Among the potential obstacles to implementing the plan is opposition from neighboring Tzameret Habira, where some residents are anxious about greater proximity to an Arab area.
Sitting in his office in the community center, Darwish relays that he heard that a Tzameret Habira resident had filed a complaint with the municipality, protesting against the enlargement of Isawiya, which already borders with French Hill.
Darwish says he doesn't understand the logic behind this act "as the relations between us and the French Hill [residents] were always neighborly and friendly. We often meet with them for coffee and tea.
"During the intifada years when there was a curfew in Isawiya they [French Hill residents] brought us food supplies and blankets," he says. "We never had any problem with each other. How can people who speak of coexistence protest against improving the quality of life in our neighborhood?
"As far as I know, this guy [who filed the complaint] and the others who think alike, just moved to French Hill, [whereas] those who know us are not afraid," surmises Darwish.
"Besides, Isawiya is certainly not the only Arab neighborhood in Jerusalem which borders on a Jewish one," he adds. "There's Beit Safafa and Gilo, Neve Ya'acov and Shuafat... it's not something unusual."
Still, Anat, a resident of Tzameret Habira, says she would prefer it if Isawiya would not expand in her direction. "I know that there have been no problems with Isawiya, and yet I think it's better to keep neighborhoods separated from each other. Who knows what the future will bring?"

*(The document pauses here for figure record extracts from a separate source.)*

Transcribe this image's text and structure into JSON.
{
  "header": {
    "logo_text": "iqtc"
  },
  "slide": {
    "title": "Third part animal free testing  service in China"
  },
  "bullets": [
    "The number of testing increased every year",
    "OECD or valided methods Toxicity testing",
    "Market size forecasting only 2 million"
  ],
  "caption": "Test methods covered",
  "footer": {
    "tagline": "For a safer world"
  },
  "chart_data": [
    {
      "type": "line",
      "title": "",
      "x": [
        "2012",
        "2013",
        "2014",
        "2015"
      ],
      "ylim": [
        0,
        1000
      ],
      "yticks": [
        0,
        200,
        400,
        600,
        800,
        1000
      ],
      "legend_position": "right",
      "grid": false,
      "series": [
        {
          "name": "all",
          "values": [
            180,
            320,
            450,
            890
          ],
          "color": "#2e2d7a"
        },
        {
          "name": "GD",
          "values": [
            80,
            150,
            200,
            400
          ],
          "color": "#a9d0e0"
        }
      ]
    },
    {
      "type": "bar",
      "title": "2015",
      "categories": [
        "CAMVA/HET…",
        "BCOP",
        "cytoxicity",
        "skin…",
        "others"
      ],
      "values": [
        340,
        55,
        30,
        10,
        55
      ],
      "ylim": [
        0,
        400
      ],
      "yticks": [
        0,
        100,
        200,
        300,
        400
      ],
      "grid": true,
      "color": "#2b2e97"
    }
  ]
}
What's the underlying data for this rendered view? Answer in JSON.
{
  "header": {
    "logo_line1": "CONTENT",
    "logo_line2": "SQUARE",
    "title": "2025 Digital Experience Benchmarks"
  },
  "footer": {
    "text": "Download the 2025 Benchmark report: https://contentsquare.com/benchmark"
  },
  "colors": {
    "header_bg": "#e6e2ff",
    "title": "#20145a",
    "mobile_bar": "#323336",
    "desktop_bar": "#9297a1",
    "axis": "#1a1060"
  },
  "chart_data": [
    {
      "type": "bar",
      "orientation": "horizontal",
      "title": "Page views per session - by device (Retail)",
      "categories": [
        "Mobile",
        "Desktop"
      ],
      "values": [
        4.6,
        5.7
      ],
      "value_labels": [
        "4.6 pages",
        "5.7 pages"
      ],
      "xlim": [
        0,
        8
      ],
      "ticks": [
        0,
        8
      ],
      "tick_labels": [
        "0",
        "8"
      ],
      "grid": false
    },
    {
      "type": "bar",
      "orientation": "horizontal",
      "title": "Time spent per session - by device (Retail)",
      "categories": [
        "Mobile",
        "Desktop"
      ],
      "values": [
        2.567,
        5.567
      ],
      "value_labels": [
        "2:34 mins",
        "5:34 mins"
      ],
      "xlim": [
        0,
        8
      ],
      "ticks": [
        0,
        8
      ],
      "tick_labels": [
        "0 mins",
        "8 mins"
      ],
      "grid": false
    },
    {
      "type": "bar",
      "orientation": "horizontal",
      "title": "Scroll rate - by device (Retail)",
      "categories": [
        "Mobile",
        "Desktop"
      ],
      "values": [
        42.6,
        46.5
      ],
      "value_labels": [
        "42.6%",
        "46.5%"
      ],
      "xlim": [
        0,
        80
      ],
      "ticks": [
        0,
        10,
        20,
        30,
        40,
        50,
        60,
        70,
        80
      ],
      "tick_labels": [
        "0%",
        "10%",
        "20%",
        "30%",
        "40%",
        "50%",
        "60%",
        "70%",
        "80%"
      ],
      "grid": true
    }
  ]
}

Anat says she heard people in her neighborhood complaining about the Isawiya plan, but never saw a petition nor was she addressed by anyone.
In the meantime, Darwish hopes the opposition will blow over and that the municipality will not be fazed by the words of "some radical."
"We have waited our turn long enough," says Darwish. "We pay arnona [property tax] just like anybody else (which is actually even higher than property tax in the French Hill), and it's about time the authorities addressed our needs."
"It's not that we are unhappy with the new plan, which is supposed to improve our lives here in Isawiya, rather that it's difficult for us to believe that things will actually change around here," says local community center head Rabab Ahmed Mustafa, pointing to piles of correspondence between the Isawiya council and the municipality regarding the conditions of the streets, road safety and garbage disposal in the area.
Isawiya residents have heard plenty of promises to improve the neighborhood, she says, but the materialization of these decisions is another matter.
"We hope very much that this time, with this plan, it will be different," says Rabab. "We don't want to find ourselves in 2020 stuck in a bureaucratic bubble, waiting for a miracle to happen."